ZOBACZ: Wojna w Ukrainie. Putin dymisjonuje dowódców ze swojego otoczenia. "Świadczy to o bezsilności"
- Dla nas ludzkie życie jest najważniejsze, bezcenne, a dla Rosjan jest ono niczym, po prostu zasobem (podczas wojny) - dodał prezydent Ukrainy.
Choroba Putina. "Mamy potwierdzenia"
Doniesienia o domniemanych problemach zdrowotnych Putina, który miałby cierpieć m.in. na nowotwór i chorobę Parkinsona, pojawiają się w przekazach medialnych od kilku lat i przybrały na sile w czasie rosyjskiej agresji na Ukrainę.

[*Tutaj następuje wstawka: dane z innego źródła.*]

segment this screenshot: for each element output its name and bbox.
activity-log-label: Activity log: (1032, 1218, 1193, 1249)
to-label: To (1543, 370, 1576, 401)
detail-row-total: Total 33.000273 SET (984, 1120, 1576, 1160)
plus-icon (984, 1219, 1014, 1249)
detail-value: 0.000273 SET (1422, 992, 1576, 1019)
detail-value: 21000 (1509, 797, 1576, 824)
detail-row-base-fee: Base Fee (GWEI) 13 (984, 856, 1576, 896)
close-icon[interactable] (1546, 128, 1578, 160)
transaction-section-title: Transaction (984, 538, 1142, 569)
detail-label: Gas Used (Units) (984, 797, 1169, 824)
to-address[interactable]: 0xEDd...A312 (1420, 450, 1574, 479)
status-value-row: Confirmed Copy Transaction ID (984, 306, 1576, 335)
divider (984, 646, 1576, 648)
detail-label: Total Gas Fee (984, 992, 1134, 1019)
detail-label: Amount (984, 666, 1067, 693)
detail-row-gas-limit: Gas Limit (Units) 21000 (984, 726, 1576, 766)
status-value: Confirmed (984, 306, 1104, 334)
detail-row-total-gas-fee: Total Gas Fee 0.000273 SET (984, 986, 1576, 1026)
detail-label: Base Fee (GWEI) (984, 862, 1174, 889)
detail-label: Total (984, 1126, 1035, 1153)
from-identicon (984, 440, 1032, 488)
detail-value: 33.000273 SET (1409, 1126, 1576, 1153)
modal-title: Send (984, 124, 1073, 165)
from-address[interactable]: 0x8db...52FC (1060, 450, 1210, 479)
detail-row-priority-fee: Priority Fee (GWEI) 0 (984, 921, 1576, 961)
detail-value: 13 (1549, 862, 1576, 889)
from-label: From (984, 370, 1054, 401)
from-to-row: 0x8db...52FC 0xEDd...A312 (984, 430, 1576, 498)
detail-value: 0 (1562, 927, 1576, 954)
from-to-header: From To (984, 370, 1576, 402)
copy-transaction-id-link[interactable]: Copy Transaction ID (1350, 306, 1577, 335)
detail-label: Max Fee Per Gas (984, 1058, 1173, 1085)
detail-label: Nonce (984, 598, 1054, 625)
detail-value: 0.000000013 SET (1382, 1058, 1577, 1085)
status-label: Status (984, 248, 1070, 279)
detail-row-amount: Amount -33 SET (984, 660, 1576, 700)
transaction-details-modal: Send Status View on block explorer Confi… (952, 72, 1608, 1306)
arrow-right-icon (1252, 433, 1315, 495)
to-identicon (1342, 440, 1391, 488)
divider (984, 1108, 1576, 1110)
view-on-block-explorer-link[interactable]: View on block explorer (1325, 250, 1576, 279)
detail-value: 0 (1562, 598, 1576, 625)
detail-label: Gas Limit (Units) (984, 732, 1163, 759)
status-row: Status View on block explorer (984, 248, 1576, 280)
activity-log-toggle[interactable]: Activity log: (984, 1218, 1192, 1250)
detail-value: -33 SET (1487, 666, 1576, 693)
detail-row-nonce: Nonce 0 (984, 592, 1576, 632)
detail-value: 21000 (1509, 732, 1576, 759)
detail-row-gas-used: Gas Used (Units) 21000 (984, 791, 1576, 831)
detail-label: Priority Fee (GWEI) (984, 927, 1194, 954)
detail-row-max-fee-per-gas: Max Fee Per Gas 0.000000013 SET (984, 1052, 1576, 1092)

- Putin ma tymczasowo pewne problemy (ze zdrowiem). Wiemy to, bazując na wielu źródłach informacyjnych, danych wywiadów. I to nie tylko nasz wywiad, ale też wywiady innych krajów. Mamy potwierdzenia - oznajmił 17 czerwca sekretarz Rady Bezpieczeństwa Narodowego i Obrony Ukrainy Ołeksij Daniłow.